COLUNA SAQUE
Por Rogaciano Medeiros
CONTINUA LÍDER
Engana ninguém, a manobra da mídia corporativa, alinhada à agenda ultraliberal, ao fazer o maior “enxame” de que a corrida presidencial está empatada no 2º turno. Empate com diferença de 3 pontos percentuais só em pesquisa, tecnicamente. Em 2022, Lula venceu Bolsonaro, com a máquina do governo na mão, por 1,8%. Na eleição real, um voto decide.
VENCER NOVAMENTE
A manipulação da informação pela mídia tradicional, majoritariamente a serviço exclusivo dos donos do dinheiro, e nas redes sociais as fake news, que desnorteiam e confundem a população, têm dado uma sobrevida à extrema direita, aos bolsonaristas, sustentação política do ultraliberalismo. A eleição será apertada e a democracia social vai vencer. De novo, nas urnas.
MARCAS NOCIVAS
A afirmação e evolução do Estado democrático de direito dependem diretamente da superação de duas marcas nocivas da extrema direita.

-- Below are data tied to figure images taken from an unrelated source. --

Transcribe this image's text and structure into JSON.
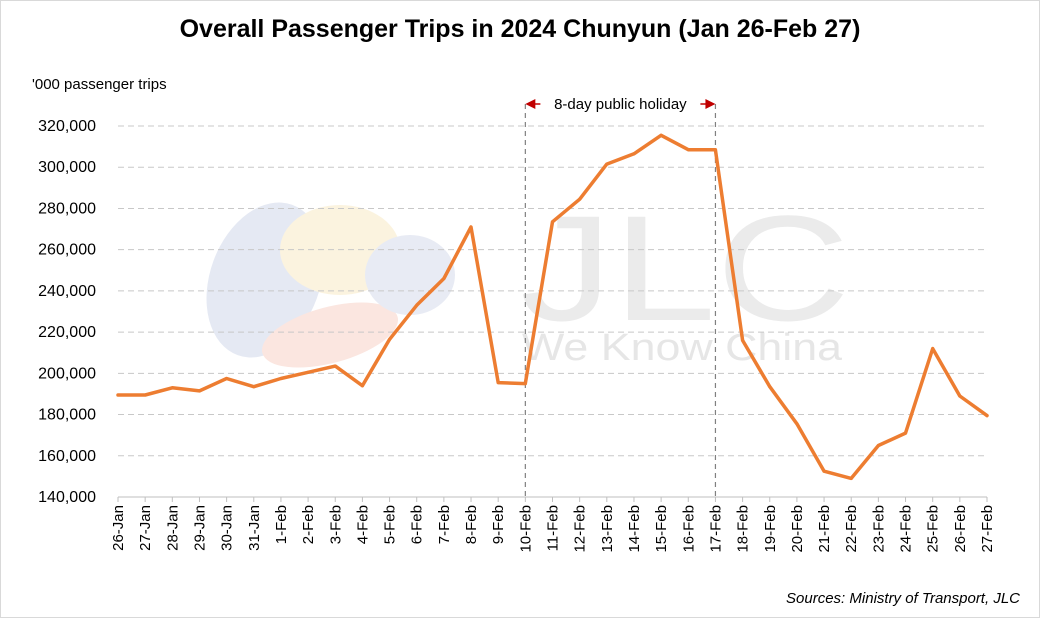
{
  "chart_data": {
    "type": "line",
    "title": "Overall Passenger Trips in 2024 Chunyun (Jan 26-Feb 27)",
    "ylabel": "'000 passenger trips",
    "xlabel": "",
    "ylim": [
      140000,
      320000
    ],
    "yticks": [
      140000,
      160000,
      180000,
      200000,
      220000,
      240000,
      260000,
      280000,
      300000,
      320000
    ],
    "grid": "horizontal dashed",
    "categories": [
      "26-Jan",
      "27-Jan",
      "28-Jan",
      "29-Jan",
      "30-Jan",
      "31-Jan",
      "1-Feb",
      "2-Feb",
      "3-Feb",
      "4-Feb",
      "5-Feb",
      "6-Feb",
      "7-Feb",
      "8-Feb",
      "9-Feb",
      "10-Feb",
      "11-Feb",
      "12-Feb",
      "13-Feb",
      "14-Feb",
      "15-Feb",
      "16-Feb",
      "17-Feb",
      "18-Feb",
      "19-Feb",
      "20-Feb",
      "21-Feb",
      "22-Feb",
      "23-Feb",
      "24-Feb",
      "25-Feb",
      "26-Feb",
      "27-Feb"
    ],
    "series": [
      {
        "color": "#ED7D31",
        "values": [
          189500,
          189500,
          193000,
          191500,
          197500,
          193500,
          197500,
          200500,
          203500,
          194000,
          216500,
          233000,
          246000,
          271000,
          195500,
          195000,
          273500,
          284500,
          301500,
          306500,
          315500,
          308500,
          308500,
          216000,
          193500,
          175500,
          152500,
          149000,
          165000,
          171000,
          212000,
          189000,
          179500
        ]
      }
    ],
    "annotation": {
      "text": "8-day public holiday",
      "start": "10-Feb",
      "end": "17-Feb",
      "color": "#C00000"
    },
    "source": "Sources: Ministry of Transport, JLC",
    "watermark": {
      "brand": "JLC",
      "slogan": "We Know China"
    }
  }
}
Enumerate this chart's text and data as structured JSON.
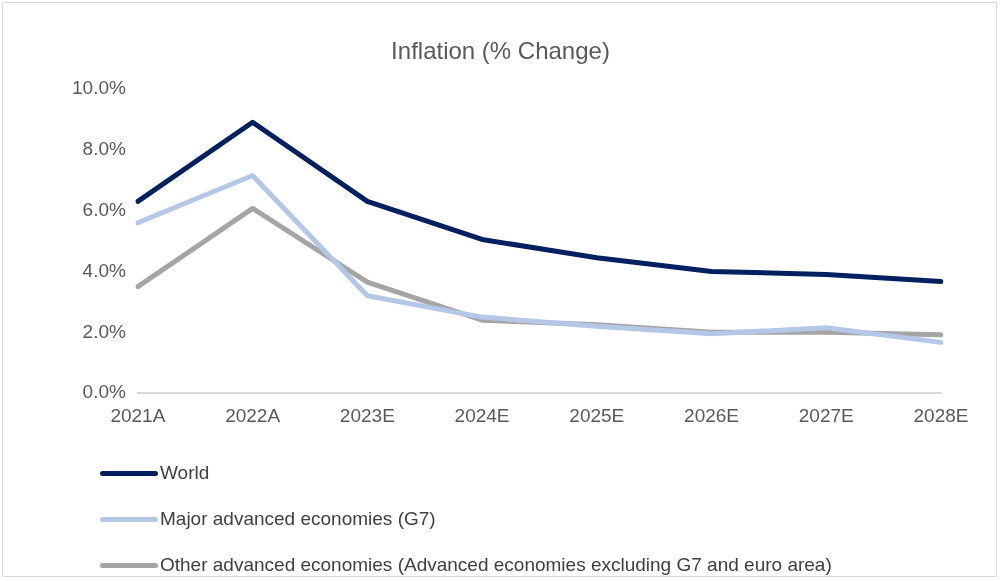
{
  "chart_data": {
    "type": "line",
    "title": "Inflation (% Change)",
    "categories": [
      "2021A",
      "2022A",
      "2023E",
      "2024E",
      "2025E",
      "2026E",
      "2027E",
      "2028E"
    ],
    "series": [
      {
        "name": "World",
        "color": "#002060",
        "values": [
          6.3,
          8.9,
          6.3,
          5.05,
          4.45,
          4.0,
          3.9,
          3.67
        ]
      },
      {
        "name": "Major advanced economies (G7)",
        "color": "#b4c7e7",
        "values": [
          5.6,
          7.15,
          3.2,
          2.5,
          2.2,
          1.95,
          2.15,
          1.67
        ]
      },
      {
        "name": "Other advanced economies (Advanced economies excluding G7 and euro area)",
        "color": "#a5a5a5",
        "values": [
          3.5,
          6.07,
          3.65,
          2.4,
          2.25,
          2.0,
          2.0,
          1.92
        ]
      }
    ],
    "ylim": [
      0,
      10
    ],
    "yticks": [
      {
        "value": 0,
        "label": "0.0%"
      },
      {
        "value": 2,
        "label": "2.0%"
      },
      {
        "value": 4,
        "label": "4.0%"
      },
      {
        "value": 6,
        "label": "6.0%"
      },
      {
        "value": 8,
        "label": "8.0%"
      },
      {
        "value": 10,
        "label": "10.0%"
      }
    ],
    "grid": false,
    "legend": "bottom",
    "marker": "none",
    "line_style": "solid"
  }
}
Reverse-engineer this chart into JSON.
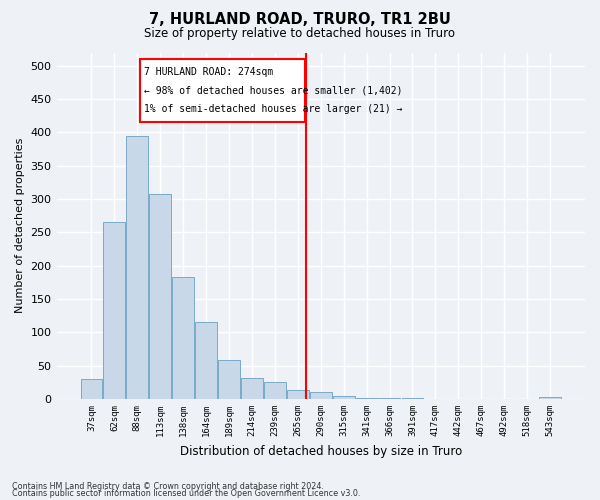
{
  "title": "7, HURLAND ROAD, TRURO, TR1 2BU",
  "subtitle": "Size of property relative to detached houses in Truro",
  "xlabel": "Distribution of detached houses by size in Truro",
  "ylabel": "Number of detached properties",
  "bar_color": "#c8d8e8",
  "bar_edge_color": "#7aaac8",
  "categories": [
    "37sqm",
    "62sqm",
    "88sqm",
    "113sqm",
    "138sqm",
    "164sqm",
    "189sqm",
    "214sqm",
    "239sqm",
    "265sqm",
    "290sqm",
    "315sqm",
    "341sqm",
    "366sqm",
    "391sqm",
    "417sqm",
    "442sqm",
    "467sqm",
    "492sqm",
    "518sqm",
    "543sqm"
  ],
  "values": [
    30,
    265,
    395,
    308,
    183,
    115,
    58,
    32,
    25,
    14,
    10,
    5,
    1,
    1,
    1,
    0,
    0,
    0,
    0,
    0,
    3
  ],
  "ylim": [
    0,
    520
  ],
  "yticks": [
    0,
    50,
    100,
    150,
    200,
    250,
    300,
    350,
    400,
    450,
    500
  ],
  "annotation_line1": "7 HURLAND ROAD: 274sqm",
  "annotation_line2": "← 98% of detached houses are smaller (1,402)",
  "annotation_line3": "1% of semi-detached houses are larger (21) →",
  "footer1": "Contains HM Land Registry data © Crown copyright and database right 2024.",
  "footer2": "Contains public sector information licensed under the Open Government Licence v3.0.",
  "bg_color": "#eef2f7",
  "grid_color": "#ffffff"
}
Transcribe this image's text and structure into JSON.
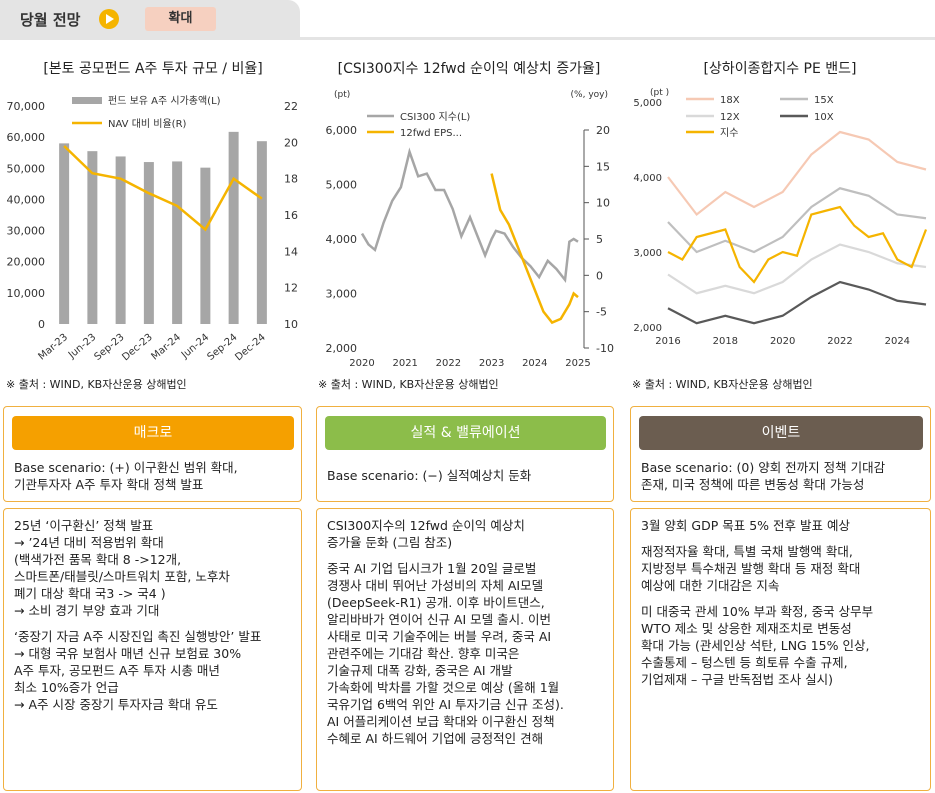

Uma é a agenda ultraliberal, porque a noção republicana exige socorro do Estado aos mais necessitados. A outra são as fake news, que precisam ser combatidas com rigor legal, pois desinformam e deformam, adulteram a cidadania.
ESTÁ COMPROVADO
O escândalo do Banco Master é mais uma prova concreta do quanto a autonomia do BC, efetivada no governo Bolsonaro, tem sido desastrosa para a democracia, para a República e a civilidade. Não dá para permitir que o mercado de capitais tenha pleno e absoluto controle da política monetária, sem prestar satisfação à sociedade. Uma violação à vontade das urnas.
CONTINUE ASSIM
O ex-presidente do PT, José Genoíno, diz que o campo progressista, por não encarnar o sistema, não deve se abraçar ao STF. Ele tem toda razão, no capitalismo quem manda é o capital. Só que diante do vale tudo criminoso dos bolsonaristas e da fraca mobilização popular, o Supremo tem sido a grande ferramenta contra o golpismo, o fascinazismo. Que continue assim.